The Tata Safari EV has been spied on public roads for the first time, confirming that road-test validation is underway ahead of a launch expected around the 2026 festive season. It will be Tata's first seven-seater electric SUV and slots in above the Harrier EV in the lineup.

Tata had the runway to define the seven-seat electric SUV in India and let Mahindra take off first.

Exterior styling stays close to the ICE Safari. The test mule retains the squared, flared wheel arches, the existing roof-rail design, and the prominent roof-mounted spoiler. The gently tapering roofline and raked windscreen carry over, suggesting Tata is not redesigning the silhouette for the EV, in line with the approach taken on the Harrier EV.

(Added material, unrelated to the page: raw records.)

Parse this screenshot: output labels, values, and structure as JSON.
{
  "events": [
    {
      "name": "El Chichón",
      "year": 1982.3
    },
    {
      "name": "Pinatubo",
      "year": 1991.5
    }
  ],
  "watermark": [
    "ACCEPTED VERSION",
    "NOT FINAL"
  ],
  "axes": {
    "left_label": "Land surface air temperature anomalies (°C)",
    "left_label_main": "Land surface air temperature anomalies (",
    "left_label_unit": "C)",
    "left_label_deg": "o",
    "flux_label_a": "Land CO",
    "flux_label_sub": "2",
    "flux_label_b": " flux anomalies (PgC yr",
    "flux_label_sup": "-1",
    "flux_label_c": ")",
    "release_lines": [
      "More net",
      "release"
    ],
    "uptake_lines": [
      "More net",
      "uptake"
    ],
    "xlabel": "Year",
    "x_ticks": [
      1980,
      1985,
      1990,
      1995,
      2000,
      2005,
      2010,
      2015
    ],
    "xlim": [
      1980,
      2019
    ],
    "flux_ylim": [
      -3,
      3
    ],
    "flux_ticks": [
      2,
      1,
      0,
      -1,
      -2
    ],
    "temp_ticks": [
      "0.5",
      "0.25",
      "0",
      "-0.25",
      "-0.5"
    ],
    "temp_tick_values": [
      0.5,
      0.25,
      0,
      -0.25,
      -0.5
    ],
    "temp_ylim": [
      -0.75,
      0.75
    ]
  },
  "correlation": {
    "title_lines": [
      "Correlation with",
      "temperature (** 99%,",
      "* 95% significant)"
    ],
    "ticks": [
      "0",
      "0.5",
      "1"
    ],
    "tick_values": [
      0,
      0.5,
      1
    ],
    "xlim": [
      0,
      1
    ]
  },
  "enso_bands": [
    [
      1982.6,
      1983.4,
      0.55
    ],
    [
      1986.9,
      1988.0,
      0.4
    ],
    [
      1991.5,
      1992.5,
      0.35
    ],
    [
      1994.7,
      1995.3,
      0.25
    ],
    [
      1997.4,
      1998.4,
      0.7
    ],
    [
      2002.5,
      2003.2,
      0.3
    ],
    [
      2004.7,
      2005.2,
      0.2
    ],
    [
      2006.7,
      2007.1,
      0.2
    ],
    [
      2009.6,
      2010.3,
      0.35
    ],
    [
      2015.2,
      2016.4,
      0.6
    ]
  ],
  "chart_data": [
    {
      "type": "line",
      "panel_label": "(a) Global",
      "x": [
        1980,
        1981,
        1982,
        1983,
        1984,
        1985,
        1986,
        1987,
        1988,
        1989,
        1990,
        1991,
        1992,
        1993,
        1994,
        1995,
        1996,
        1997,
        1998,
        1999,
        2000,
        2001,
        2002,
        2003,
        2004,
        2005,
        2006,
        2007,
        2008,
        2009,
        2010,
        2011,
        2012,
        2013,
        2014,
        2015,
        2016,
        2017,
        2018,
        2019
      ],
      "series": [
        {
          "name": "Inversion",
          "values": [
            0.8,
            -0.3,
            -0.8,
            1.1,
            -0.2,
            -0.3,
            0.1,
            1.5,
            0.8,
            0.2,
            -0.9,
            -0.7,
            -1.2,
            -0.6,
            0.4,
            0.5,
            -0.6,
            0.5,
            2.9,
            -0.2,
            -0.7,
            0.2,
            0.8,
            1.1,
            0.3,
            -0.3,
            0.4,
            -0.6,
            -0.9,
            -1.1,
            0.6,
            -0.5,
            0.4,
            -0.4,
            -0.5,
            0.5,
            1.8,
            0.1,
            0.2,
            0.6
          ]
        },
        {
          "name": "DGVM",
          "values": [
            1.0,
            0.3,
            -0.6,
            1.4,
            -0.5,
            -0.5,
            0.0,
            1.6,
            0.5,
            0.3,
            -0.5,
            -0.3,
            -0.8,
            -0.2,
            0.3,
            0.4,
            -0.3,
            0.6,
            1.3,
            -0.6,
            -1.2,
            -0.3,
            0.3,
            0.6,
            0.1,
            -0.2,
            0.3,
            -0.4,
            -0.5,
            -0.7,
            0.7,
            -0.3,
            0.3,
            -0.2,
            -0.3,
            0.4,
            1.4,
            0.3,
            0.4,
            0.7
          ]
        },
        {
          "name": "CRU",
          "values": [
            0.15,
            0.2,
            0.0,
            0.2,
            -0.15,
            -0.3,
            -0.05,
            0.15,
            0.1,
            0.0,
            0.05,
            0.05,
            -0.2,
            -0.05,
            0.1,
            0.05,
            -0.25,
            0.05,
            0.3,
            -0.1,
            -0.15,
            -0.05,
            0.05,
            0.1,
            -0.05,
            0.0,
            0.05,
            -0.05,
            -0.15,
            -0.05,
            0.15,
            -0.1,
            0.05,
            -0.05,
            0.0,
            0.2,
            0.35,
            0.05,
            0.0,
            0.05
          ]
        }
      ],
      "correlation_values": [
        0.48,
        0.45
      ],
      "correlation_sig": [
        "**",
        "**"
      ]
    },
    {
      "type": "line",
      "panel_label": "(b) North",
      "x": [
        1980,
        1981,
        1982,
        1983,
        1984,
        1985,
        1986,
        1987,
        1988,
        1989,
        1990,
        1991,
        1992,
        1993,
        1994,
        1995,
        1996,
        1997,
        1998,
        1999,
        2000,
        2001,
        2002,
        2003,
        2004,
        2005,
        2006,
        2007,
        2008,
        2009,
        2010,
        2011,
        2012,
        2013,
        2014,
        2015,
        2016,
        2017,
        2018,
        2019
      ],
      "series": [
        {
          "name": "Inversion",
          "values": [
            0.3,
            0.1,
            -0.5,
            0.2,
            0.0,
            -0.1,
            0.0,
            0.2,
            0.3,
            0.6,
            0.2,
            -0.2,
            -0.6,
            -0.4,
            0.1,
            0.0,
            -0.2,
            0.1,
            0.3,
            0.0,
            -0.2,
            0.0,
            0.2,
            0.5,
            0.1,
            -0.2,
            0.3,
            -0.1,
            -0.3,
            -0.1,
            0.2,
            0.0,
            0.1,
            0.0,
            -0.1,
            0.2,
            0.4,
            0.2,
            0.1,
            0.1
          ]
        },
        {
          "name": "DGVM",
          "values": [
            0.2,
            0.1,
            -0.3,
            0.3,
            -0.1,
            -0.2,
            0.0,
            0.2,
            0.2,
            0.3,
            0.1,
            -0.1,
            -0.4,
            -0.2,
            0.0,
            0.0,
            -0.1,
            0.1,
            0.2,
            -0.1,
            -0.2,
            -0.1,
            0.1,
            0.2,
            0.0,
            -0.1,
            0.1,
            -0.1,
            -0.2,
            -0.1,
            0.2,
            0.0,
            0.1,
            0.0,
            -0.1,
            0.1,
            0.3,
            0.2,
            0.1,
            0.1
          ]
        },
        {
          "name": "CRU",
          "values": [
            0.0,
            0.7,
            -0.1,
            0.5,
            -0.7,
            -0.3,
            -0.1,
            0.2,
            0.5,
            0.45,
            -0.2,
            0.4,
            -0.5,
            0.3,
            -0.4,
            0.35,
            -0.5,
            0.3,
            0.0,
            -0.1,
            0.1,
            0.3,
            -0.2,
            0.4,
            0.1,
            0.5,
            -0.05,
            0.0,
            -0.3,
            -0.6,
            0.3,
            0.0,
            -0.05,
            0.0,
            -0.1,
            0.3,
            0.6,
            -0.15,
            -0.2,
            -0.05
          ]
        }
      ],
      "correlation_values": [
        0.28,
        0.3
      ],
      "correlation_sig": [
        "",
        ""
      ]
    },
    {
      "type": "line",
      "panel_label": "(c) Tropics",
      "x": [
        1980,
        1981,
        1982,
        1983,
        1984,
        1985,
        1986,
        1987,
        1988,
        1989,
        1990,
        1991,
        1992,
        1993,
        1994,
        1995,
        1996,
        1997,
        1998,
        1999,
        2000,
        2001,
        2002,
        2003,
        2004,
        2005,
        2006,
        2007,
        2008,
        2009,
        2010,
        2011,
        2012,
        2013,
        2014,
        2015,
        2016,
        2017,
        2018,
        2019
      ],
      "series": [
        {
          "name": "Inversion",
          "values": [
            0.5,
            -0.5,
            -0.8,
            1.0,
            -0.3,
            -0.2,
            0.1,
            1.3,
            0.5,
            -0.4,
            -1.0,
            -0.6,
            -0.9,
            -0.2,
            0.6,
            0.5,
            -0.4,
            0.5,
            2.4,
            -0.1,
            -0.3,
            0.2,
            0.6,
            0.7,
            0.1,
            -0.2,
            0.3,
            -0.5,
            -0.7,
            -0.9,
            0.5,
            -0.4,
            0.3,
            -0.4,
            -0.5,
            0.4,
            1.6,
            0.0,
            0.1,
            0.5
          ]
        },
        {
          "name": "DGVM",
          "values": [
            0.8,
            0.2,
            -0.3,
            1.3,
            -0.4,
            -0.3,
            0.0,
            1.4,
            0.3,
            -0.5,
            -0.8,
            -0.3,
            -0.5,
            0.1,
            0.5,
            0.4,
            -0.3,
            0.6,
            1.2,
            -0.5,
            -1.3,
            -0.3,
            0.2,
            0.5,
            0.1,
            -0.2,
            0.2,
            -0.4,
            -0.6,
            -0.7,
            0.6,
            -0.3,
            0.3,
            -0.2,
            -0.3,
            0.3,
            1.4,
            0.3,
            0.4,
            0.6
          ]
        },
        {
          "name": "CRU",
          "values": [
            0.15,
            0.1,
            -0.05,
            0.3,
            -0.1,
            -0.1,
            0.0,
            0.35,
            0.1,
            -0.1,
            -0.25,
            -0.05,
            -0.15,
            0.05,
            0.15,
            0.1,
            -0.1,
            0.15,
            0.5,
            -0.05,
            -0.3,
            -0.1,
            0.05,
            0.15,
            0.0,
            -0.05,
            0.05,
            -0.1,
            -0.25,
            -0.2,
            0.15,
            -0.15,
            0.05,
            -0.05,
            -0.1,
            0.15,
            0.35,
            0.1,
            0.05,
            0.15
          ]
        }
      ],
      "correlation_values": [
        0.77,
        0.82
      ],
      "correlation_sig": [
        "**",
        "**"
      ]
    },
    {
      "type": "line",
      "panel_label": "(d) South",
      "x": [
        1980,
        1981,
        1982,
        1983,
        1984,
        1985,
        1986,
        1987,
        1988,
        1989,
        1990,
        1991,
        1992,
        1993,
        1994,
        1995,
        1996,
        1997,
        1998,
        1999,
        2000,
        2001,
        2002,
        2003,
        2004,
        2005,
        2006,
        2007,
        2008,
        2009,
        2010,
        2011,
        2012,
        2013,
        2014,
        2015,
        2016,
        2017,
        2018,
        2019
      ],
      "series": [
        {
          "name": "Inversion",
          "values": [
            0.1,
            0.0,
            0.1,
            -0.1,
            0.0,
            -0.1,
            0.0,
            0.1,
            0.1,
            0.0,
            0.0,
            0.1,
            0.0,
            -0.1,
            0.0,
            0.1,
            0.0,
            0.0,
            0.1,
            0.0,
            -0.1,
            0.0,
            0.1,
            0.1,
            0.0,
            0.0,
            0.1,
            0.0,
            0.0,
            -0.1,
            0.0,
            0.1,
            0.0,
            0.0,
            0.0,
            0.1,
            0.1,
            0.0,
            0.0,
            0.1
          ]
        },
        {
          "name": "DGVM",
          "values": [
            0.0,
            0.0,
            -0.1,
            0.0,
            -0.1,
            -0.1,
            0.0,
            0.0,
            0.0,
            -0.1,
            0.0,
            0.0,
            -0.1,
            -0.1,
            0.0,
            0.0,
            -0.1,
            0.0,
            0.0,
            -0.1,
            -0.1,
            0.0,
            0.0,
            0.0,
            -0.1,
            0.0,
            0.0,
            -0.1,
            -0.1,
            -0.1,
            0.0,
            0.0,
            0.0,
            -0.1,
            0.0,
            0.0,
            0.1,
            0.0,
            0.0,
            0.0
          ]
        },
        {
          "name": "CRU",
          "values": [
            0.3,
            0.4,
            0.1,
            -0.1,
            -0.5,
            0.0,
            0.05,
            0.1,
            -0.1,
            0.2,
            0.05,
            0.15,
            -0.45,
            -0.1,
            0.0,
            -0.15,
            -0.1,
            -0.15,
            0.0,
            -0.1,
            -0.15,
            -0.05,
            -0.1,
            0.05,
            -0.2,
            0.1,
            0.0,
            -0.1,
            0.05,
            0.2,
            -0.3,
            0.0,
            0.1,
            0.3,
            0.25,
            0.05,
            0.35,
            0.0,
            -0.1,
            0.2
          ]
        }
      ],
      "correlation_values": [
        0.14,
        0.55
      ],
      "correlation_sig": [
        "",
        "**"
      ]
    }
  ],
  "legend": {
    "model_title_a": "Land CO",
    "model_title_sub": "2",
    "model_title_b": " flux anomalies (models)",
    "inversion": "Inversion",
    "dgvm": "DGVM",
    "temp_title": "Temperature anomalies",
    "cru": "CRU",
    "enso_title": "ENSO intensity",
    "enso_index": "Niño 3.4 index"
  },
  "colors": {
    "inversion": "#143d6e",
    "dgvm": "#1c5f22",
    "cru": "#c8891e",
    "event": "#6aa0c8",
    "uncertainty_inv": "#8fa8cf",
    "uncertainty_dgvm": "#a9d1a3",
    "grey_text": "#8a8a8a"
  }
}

The Safari EV will rival the Mahindra XEV 9S, which has emerged as Mahindra's best-selling electric SUV, outselling both the BE 6 and the XEV 9. That sales mix is the key data point here: it confirms Indian EV buyers in the premium segment want three rows, not just two. Tata currently leads the overall EV market in India, but missed the first-mover advantage on the seven-seat electric SUV. After the Safari EV and the upcoming Sierra EV reach showrooms, only the Altroz will remain to be electrified in Tata's passenger car portfolio, completing one of the broadest EV ranges from any mainstream Indian manufacturer.

The Car Jury verdict

Tata had the runway to launch India's first proper three-row electric SUV and didn't take it. The Harrier EV arrived first, the Safari EV didn't, and Mahindra walked through the open door with the XEV 9S. That order matters: families who wanted seven seats and a battery have already signed cheques, and the XEV 9S is now outselling the BE 6 in Mahindra's own showrooms.

The Safari EV still has a real shot, because Tata's EV distribution and service footprint dwarf Mahindra's, and as Biturbo Media notes, "one strong point we always see with Tata is that they build their cars like tanks." But Tata cannot price this like a halo product. The Harrier EV's pricing was punchy; the Safari EV needs to be sharper still, or it becomes the second choice in a segment Tata should have defined.